May 2017

Argentina on the rebound

Summary

  • Recent reforms and policy changes under a new government have increased expectations of economic growth and lower inflation, sparking a rally in stocks.
  • Among the most significant reforms: changes to capital and currency controls, which have helped lead Argentina’s return to global financial markets.
  • Although risks remain, including Argentina’s fiscal deficit, the combination of reforms could signal improved prospects for South America’s second largest economy.1

An economy on the mend

The election of Mauricio Macri and arrival of a new government in late 2015 seems to have initiated a turnaround in Argentina. The past 15 years have been marked by an economic crisis, a sovereign debt default, and unorthodox economic policies that strained the international relations of the South American nation. The new reform-minded administration was quick to put in place a series of policies, including:

  • Lifting most capital and currency controls, prompting a material devaluation of the peso;
  • Removing heavy government subsidies on public services and pushing to reform the tax code;
  • Solving the outstanding issue with international bondholders from the country’s early 2000 default;
  • Returning to international diplomatic and trade cooperation and global markets;
  • Largely eliminating export and import restrictions and duties on agricultural goods;
  • Overhauling the national institute of statistics after official statistics had been discredited (and censured by the IMF).

These changes have raised expectations of brighter medium term prospects for the country.

From an economic perspective, many of these reforms took a toll on the Argentine economy in 2016. GDP contracted by 2.3% and inflation soared to approximately 40%, largely driven by the currency devaluation. Yet, this difficult patch should be short-lived with the IMF predicting GDP growth of 2.2% in 2017.2 A combination of lower inflation, a cyclical recovery, higher demand from the tax amnesty policy and low valuations could help drive demand for local asset this year.

Source: Thomson Reuters

Figure 1: Argentinean optimism abounds

Figure 1: Argentinean optimism abounds

Source: BlackRock Investment Institute, Thomson Reuters, as of 4/24/2017.

Notes: The leading index assigns a factor of expected growth based on survey and economic data.5 Index returns are for illustrative purposes only. Index performance returns do not reflect any management fees, transaction costs or expenses. Indexes are unmanaged and one cannot invest directly in an index. Past performance does not guarantee future results.


Return to global financial markets

One essential change attracting investor interest is the return of Argentina to global financial markets. After 14 years away, changes to capital and currency controls have allowed the country to return to the international bond market, and led to its inclusion in the flagship JP Morgan GBI-EM Index earlier this year. Market participants are also anticipating Argentina’s re-inclusion in the near future into MSCI’s flagship emerging markets equity index, which could be a positive catalyst for future inflows (2016 has seen about $82mm of inflows into Argentinian ETPs).3,4

However, risks remain. A key one: the stability of political support for the ruling party, particularly in the face of unpopular reforms (such as subsidy cuts) and rising inflation. In that regard, the legislative elections in the fall will be key in gauging support for President Macri’s reform program. In addition, fixing the country’s fiscal deficit is a challenge that investors will closely be watching.
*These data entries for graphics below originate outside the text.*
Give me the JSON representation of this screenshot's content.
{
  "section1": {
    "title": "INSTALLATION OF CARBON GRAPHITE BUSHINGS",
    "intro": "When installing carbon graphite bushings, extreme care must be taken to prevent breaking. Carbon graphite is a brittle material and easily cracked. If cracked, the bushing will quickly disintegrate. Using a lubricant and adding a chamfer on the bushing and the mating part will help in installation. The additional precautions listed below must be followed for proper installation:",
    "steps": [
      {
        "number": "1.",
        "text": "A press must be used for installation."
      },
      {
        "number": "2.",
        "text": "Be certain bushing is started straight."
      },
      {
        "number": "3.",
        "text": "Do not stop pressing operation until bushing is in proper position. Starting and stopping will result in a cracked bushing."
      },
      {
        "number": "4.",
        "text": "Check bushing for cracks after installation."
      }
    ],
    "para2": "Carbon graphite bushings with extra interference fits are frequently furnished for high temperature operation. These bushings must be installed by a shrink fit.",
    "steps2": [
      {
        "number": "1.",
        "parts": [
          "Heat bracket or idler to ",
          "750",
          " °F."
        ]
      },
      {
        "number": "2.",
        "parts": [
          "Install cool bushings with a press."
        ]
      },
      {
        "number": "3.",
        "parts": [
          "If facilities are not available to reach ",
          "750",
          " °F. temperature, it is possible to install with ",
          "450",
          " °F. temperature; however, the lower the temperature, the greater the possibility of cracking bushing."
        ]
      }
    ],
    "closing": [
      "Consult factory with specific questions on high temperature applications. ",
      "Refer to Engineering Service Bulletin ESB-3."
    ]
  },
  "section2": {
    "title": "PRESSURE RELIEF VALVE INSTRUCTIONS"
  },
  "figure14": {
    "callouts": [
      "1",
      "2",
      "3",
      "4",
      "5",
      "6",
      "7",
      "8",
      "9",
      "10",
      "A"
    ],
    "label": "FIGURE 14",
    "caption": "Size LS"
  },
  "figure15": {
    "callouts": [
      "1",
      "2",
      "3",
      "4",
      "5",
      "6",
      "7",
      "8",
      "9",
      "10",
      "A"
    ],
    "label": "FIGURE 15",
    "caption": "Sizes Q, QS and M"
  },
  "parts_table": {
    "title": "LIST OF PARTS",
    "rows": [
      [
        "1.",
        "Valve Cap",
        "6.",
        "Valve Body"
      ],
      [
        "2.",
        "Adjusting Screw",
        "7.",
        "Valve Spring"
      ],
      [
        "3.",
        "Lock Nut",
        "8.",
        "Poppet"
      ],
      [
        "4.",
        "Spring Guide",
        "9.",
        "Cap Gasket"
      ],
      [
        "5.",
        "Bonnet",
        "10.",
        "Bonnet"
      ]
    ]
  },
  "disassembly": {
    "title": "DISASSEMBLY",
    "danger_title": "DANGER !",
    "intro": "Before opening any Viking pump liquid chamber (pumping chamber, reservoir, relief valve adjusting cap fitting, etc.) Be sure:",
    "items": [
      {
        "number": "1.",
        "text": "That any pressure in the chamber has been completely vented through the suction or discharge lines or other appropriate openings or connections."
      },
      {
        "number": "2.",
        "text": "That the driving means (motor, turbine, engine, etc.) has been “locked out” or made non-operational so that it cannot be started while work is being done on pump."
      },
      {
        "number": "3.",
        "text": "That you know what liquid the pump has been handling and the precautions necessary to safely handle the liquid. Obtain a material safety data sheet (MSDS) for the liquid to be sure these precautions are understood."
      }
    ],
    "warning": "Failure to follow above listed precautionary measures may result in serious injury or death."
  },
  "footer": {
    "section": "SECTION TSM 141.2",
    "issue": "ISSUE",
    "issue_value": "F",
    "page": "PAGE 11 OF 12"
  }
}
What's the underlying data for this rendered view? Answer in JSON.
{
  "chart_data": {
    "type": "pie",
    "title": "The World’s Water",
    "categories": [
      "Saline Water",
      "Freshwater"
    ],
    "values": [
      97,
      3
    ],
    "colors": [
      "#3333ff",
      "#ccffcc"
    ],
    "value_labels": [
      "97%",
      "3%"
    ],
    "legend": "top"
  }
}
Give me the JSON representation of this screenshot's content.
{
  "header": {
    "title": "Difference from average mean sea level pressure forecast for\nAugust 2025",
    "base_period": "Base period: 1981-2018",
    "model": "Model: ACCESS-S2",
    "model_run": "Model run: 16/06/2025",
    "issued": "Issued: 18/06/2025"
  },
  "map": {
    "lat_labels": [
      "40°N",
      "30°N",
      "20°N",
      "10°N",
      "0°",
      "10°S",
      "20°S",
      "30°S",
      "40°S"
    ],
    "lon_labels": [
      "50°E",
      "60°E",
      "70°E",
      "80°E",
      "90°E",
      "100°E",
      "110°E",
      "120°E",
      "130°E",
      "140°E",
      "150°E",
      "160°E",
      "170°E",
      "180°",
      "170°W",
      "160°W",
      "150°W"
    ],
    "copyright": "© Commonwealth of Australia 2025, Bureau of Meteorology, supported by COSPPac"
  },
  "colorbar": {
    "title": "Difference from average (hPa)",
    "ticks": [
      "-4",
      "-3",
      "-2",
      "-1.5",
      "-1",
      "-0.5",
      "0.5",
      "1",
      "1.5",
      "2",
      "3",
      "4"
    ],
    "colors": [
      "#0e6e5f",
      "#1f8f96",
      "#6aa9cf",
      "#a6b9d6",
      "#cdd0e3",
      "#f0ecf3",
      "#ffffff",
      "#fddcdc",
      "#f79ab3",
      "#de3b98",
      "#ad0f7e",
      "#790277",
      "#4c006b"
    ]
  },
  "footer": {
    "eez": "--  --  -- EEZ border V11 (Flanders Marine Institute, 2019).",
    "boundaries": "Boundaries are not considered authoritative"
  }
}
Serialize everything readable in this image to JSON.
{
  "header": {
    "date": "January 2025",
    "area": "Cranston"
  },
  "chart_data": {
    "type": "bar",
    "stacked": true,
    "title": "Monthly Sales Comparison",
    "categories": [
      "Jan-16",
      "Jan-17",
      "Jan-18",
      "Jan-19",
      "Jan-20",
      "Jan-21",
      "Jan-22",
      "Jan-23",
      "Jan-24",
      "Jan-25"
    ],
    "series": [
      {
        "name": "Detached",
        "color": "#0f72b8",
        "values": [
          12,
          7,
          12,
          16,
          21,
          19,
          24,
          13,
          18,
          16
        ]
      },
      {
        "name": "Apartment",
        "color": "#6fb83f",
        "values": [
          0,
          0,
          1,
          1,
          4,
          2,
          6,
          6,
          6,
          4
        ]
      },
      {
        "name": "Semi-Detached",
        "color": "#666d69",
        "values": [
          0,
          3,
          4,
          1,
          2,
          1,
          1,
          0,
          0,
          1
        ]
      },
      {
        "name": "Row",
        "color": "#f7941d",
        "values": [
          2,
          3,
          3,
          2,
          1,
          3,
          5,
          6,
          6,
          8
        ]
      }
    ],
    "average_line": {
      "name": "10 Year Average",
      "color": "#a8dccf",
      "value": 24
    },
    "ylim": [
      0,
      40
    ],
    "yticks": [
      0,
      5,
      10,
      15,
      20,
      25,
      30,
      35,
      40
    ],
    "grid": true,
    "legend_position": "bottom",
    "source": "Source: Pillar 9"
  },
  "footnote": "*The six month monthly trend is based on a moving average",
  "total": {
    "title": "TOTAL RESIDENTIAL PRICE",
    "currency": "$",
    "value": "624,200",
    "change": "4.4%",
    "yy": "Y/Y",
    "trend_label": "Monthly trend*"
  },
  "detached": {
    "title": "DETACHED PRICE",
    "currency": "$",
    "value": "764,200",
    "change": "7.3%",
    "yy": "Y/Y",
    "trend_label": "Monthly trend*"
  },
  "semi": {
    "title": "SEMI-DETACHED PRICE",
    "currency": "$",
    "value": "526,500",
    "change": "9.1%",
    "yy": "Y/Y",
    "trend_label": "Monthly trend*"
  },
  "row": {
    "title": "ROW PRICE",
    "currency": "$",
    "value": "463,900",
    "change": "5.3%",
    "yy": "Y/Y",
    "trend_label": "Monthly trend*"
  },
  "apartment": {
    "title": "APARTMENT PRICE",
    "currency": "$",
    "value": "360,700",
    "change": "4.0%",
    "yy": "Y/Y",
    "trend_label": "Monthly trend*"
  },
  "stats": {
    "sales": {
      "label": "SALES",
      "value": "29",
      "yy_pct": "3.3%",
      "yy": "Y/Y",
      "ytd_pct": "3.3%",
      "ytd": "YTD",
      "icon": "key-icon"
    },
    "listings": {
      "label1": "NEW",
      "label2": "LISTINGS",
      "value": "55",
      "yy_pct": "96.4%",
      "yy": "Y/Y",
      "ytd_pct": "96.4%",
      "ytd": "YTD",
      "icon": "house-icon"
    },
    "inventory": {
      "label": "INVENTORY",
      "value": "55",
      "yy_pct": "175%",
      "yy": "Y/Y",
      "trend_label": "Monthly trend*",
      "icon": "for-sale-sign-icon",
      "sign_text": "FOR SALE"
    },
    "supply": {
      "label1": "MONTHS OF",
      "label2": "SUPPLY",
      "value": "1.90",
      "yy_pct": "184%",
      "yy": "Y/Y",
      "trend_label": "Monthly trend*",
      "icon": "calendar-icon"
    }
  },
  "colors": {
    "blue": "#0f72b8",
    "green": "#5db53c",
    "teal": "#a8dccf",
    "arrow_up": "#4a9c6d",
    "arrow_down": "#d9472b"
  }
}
Figure 2: A lurking risk: Argentina fiscal balance

Figure 2: A lurking risk: Argentina fiscal balance

Source: BlackRock Investment Institute, Thomson Reuters, Oxford Economics as of 4/24/2017. Notes: The Estimates for 2017 are from Oxford Economics.


Conclusion

Argentina is still far from achieving macroeconomic stability. Although a heavy policy agenda means greater uncertainty, the combination of sound economic policies, a rebound in investments, and an improving external environment could signal a change in the direction for the South American country.